Emanuel Eyes $500 Million Property Tax Increase, Sources Say

Mayor Rahm Emanuel is reportedly considering a $500 million property tax hike—one of the largest in the city’s history—to help pay police and fire pensions and construction projects for Chicago Public Schools. 

The tax increase is expected to be included in the mayor’s 2016 budget, which also includes a garbage collection fee, a tax on e-cigarettes, and a surcharge on ride-sharing services like Uber, according to the Chicago Sun-Times, citing unnamed City Hall sources.  

The mayor will formally unveil his proposed budget on Sept. 22. On Thursday, he defended his proposal.

"We're going to do it in a fair and progressive way," Mayor Emanuel said. "I believe the aldermen are up to the task of charting a new course for Chicago's future."

Will City Council go along with the politically perilous moves, or will the mayor get some pushback?

Below, some highlights from our discussion about what is reportedly in Emanuel’s budget – and what it means for city residents – with Ald. Joe Moore (49th Ward), Ald. Jason Ervin (28th Ward), Ald. Scott Waguespack (32nd Ward), and Ald. Proco “Joe” Moreno (1st Ward). 

First things first

"The first thing we should focus on is government efficiency – cutting any further waste, fraud, and inefficiency in city government – before we go to the taxpayers," said Ald. Joe Moore (49th Ward). "That being said, we have this huge pension liability facing us. Over the course of years, our pension funds have been severly underfunded, and now we have to pay the piper. We owe the pensioners our debt. That's why we're here talking about the possibility of a pretty significant property tax increase."

The perfect storm

"There are two issues," said Ald. Jason Ervin (28th Ward). "One is the pension issue, the other is the regular government operations: Are we doing things the best way that we can do them? Are we addressing our public safety needs in a proper way? Unfortunately, both of these things are coming together at the same time, and it creates this perfect storm. As for the tax increase, without looking at the expense side of the ledger, it's very difficult to say, 'This is something that we must do.' What I do know is that we must actuarially fund our pensions. We run the risk if we don't of having our money intercepted from the state. I think the state needs to own up to its responsibility because all of these pensions are creatures of state statute, and they really did not provide a funding mechanism or a requirement that they be funded in a true sense. [The state needs] to help the city of Chicago with this situation."
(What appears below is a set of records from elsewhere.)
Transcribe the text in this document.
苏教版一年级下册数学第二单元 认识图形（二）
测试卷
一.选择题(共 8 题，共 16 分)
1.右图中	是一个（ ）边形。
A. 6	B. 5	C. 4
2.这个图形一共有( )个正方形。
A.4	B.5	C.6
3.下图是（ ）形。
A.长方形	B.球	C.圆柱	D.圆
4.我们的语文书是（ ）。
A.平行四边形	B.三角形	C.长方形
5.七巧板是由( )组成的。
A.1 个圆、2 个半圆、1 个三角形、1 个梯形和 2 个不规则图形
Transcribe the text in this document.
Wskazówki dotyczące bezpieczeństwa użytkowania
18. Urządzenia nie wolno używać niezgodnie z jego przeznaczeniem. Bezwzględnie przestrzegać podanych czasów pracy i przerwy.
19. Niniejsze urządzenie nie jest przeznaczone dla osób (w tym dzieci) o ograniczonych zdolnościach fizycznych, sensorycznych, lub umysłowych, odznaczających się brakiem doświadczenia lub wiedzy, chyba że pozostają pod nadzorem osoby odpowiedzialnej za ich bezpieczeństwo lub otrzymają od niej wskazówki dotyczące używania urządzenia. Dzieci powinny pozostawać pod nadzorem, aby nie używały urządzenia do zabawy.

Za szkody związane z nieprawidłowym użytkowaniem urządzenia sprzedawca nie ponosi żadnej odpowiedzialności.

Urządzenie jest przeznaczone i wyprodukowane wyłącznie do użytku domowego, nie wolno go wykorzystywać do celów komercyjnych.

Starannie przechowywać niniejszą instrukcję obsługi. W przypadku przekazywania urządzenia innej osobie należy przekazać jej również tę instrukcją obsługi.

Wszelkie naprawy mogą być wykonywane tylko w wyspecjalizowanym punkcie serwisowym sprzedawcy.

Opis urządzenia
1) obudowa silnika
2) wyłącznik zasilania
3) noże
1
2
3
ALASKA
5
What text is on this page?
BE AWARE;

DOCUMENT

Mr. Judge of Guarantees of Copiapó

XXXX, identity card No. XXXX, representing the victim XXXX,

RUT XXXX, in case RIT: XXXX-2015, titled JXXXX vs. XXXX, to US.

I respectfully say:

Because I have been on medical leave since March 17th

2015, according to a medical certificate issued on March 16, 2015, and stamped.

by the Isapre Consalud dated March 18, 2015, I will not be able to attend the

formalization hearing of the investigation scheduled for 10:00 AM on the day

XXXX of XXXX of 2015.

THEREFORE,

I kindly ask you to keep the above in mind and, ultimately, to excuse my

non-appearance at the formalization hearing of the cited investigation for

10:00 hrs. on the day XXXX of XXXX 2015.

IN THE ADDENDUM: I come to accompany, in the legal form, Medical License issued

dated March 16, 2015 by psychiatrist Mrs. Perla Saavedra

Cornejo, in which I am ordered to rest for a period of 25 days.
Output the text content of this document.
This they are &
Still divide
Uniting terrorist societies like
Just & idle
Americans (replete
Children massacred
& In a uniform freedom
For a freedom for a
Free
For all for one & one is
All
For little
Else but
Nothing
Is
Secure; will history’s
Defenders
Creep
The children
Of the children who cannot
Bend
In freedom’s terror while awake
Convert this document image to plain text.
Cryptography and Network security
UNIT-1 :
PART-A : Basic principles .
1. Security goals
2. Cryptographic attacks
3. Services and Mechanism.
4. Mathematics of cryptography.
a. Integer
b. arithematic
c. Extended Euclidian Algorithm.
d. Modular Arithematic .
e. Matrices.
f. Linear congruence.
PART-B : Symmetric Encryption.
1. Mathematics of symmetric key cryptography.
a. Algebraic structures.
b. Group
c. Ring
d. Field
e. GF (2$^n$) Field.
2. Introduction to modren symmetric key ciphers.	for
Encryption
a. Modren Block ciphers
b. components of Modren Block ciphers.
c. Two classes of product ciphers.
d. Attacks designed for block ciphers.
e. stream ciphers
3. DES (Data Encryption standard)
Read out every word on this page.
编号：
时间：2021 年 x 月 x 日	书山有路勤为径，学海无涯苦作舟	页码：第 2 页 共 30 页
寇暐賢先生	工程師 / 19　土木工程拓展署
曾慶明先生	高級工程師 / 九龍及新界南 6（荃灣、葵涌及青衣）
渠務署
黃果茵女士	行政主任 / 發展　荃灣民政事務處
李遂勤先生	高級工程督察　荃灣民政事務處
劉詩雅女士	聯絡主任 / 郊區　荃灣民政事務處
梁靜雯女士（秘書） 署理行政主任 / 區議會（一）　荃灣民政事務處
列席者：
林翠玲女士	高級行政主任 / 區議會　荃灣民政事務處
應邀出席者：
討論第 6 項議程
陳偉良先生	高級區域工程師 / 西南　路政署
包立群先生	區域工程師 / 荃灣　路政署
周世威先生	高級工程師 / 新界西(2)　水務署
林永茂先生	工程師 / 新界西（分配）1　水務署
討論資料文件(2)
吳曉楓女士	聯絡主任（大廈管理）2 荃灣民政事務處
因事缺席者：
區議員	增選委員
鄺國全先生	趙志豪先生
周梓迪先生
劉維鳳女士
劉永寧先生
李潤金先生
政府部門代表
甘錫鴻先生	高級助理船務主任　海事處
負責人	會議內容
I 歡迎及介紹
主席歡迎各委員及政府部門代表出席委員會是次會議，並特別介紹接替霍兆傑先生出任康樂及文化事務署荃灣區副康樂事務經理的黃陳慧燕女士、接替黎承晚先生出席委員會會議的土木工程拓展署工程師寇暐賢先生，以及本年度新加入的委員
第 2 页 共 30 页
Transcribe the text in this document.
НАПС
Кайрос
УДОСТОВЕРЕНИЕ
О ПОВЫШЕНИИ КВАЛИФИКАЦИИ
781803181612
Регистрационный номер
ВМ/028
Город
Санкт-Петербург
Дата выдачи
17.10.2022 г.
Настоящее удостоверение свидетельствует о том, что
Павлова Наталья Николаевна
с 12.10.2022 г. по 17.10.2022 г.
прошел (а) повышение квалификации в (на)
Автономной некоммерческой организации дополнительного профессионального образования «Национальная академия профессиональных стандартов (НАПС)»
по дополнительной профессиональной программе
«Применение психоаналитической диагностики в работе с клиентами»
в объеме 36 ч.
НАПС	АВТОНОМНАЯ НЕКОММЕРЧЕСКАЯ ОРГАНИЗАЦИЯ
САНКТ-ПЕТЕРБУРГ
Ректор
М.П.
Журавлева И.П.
Not 'fair and progressive'

"Sticking everybody with a $500 million tax hike without really telling us the details is not fair," argued Ald. Scott Waguespack (32nd Ward). "When we sat through the last election, we were told that [Mayor Emanuel] had a plan for a progressive sales tax, a casino, and TIF reform, and that he would avoid a property tax hike, and that's all been thrown out the door. I believe that there's ways we could have alleviated this property tax hike by going to the state and saying, 'Here's several things that you could help us change by simply changing the state law, to allow Chicago to tax differently on different issues, or raise the revenue that we need to pay for the pensions that the Supreme Court says we have to.'"

Local action

"If we are going to have this pain of higher property taxes, I want to make sure that middle- and low-income working-class folks in Chicago don't bear the higher burden of that," said Ald. Proco “Joe” Moreno (1st Ward). "Anyone making $100,000 or less [would see a rebate], and it's tiered, so the less you make, the more rebate you get. The details are in my ordinance I put out today. I would love to support some things that we need state codification on – city income tax, casino – but I think it's disingenuous for me as an alderman to say, 'These are the things that need to be done, and Springfield needs to do those,' to my constituents, when they're not going to be done. I'm going to support things that I can vote on, I can introduce, or vote against, and not just keep saying, 'Springfield needs to do those things.' Springfield has not shown that they are passing anything these days. We're going to do things that we can do in the city of Chicago."

Note: Discussion highlights have been condensed.